The hostages were still in Tehran and Ronald Reagan had not yet taken the oath of office when we pulled on our formal attire of chest waders, fly vests and floppy hats and made our way from the parking lot at Allenberry summer theater to the shallow flats of the Yellow Breeches.

Even in the coldest days of winter this stream and others like it in Pennsylvania's lower tier do not freeze because they are fed by underground limestone springs. The water temperature never dips below 50 degrees and it retains a basic pH factor, making it ideal for trout, which can't abide acid..

There are days when the banks are a foot deep in snow, yet steam is rising off the streams. The streams are an oasis in a frozen wasteland. Even with the air temperature below freezing, as it usually is, some insect hatching occurs as long as there is no raging storm. And the trout feed on the insects.

We saw it right away. Sheppard approached the banks warily, fearful of spooking the trout. He peered over a stone wall. "There," he said. "See that. There's a trout feeding. There's another one."

The trout rose from their resting places in the two-foot-deep water, sipped in floating insects or pupae and descended again to the rocky bottom, leaving behind ripples in the water. It was a sight for winter-weary eyes.

But the capitalizing on it was another matter. The stretch of the Yellow Breeches we were fishing is one of the state's fish-for-fun areas, where only fly fishing is permitted and only one trophy fish a day may be kept. The trophy fish are rarely caught.

Even run-of-the-mill fish are a mighty challenge, because since no other waters are open all the best trout fishermen come here. "These are educated fish," said Sheppard.

Educated by cruel people like the guy in the riffle next door. While Sheppard and I flailed futilely at the water, drifting our tiny dry flies along the surface and watching the wise old trout slurping up bugs on either side, the guy in the riffle next door was catching fish and releasing them.

I finally couldn't take it any more and went over for a closer look. Most trout fishermen, when they see competition coming, cup whatever fly they're using in a hand and refuse to fish until the interloper leaves.

But this fellow had a heart.

"Hatch coming off," he said. "Midges, about size 20 or 22. If you have anything gray in that size you ought to get'em."

We didn't, so we whiled away the day hurling slightly too small flies at slightly too smart trout. Sheppard caught one brown trout. I did not.

Fishing Pennsylvania's limestone streams is known to be among the most demanding angling exercises in the East. Midge fishing is among the most difficult methods for catching trout because the hooks are so small that it's hard to connect, even on a good strike.
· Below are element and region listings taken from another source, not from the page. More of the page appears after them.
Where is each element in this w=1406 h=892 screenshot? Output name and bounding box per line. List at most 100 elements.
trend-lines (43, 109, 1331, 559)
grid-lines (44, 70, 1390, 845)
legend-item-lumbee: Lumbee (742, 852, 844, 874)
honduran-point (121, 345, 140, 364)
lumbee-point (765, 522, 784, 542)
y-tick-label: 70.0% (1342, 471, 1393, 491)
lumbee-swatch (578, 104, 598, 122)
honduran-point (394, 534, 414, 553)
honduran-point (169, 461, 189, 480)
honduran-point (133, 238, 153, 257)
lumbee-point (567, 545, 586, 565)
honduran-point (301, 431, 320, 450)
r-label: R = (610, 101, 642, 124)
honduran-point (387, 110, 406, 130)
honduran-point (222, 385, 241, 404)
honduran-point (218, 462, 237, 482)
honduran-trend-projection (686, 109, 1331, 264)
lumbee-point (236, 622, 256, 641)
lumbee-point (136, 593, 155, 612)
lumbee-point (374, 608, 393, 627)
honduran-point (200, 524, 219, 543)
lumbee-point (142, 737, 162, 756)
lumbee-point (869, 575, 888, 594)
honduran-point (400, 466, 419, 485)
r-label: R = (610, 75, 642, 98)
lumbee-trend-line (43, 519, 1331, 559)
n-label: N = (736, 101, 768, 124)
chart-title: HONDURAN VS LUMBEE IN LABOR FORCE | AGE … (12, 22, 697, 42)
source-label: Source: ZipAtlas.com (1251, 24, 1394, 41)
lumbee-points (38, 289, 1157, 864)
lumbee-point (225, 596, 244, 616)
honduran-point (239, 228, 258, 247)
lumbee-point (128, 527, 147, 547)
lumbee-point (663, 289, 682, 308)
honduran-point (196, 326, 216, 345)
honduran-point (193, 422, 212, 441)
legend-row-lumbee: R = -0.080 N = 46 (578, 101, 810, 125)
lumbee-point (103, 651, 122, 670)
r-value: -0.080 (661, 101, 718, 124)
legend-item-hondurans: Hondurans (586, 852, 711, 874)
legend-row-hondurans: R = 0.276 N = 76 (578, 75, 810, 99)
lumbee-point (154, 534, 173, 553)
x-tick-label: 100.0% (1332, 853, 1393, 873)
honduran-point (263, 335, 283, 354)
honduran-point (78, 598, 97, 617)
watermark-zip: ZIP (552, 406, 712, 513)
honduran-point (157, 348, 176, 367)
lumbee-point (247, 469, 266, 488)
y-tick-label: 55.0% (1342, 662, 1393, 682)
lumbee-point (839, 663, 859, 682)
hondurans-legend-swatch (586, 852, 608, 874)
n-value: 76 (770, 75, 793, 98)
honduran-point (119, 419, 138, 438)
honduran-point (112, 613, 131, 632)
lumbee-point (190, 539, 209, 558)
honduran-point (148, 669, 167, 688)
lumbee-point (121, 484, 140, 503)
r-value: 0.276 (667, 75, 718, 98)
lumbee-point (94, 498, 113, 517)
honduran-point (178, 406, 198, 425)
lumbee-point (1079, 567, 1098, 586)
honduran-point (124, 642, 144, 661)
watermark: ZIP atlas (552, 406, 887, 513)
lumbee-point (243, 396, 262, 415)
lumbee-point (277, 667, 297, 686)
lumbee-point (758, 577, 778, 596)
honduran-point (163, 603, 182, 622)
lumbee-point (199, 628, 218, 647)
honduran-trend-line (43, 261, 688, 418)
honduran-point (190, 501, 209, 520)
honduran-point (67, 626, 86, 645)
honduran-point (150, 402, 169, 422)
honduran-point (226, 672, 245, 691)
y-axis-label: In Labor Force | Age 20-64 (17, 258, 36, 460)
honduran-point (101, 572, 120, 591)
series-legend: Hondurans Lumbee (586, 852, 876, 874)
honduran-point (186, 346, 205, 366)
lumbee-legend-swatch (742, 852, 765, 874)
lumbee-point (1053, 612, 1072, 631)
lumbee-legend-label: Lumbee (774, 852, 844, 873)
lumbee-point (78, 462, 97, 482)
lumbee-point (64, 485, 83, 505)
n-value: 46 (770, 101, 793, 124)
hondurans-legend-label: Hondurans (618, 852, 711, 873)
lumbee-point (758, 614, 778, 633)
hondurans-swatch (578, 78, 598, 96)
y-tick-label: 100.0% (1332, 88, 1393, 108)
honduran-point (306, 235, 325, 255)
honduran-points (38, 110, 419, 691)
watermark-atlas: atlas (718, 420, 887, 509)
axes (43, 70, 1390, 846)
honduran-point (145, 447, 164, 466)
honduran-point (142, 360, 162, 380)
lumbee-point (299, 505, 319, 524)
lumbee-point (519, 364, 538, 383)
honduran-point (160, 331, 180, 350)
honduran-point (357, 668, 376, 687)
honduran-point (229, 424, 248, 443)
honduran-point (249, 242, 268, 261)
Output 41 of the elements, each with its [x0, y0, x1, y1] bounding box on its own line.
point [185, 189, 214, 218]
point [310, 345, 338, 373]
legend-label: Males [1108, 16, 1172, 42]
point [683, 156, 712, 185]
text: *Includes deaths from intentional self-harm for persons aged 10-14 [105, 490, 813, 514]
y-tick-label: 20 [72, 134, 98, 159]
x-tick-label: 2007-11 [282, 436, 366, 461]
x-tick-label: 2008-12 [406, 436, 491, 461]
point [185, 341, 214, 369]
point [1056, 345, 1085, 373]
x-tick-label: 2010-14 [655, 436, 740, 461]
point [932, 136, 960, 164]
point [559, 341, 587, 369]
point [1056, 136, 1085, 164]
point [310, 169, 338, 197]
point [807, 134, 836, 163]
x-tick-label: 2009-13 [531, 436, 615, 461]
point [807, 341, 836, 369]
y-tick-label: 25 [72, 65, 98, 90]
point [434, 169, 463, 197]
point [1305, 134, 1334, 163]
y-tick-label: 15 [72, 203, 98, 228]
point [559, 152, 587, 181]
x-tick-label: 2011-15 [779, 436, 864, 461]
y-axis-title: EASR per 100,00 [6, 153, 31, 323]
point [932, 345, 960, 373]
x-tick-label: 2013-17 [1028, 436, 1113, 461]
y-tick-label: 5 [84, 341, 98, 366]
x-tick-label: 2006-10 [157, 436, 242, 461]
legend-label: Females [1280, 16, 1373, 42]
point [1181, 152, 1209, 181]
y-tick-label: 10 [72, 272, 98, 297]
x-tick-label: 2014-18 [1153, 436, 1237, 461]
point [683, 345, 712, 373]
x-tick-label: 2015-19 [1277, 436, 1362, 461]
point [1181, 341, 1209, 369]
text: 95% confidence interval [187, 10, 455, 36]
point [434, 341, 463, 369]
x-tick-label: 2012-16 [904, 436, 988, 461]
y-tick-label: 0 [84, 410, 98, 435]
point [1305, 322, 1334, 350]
But a hatch in January is such a treat it's worth it, regardless of the frustration quotient.

According to Baltz, who is extremely knowledgable about such things, the fly-fishing stretches of the Yellow Breeches at Boiling Springs, Falling Springs near Chambersburg and Big Springs near Newville all have midge hatches in the winter.

Some insects are hatching almost any day, but the milder it is, the better the chances. Wind and cold are the enemy.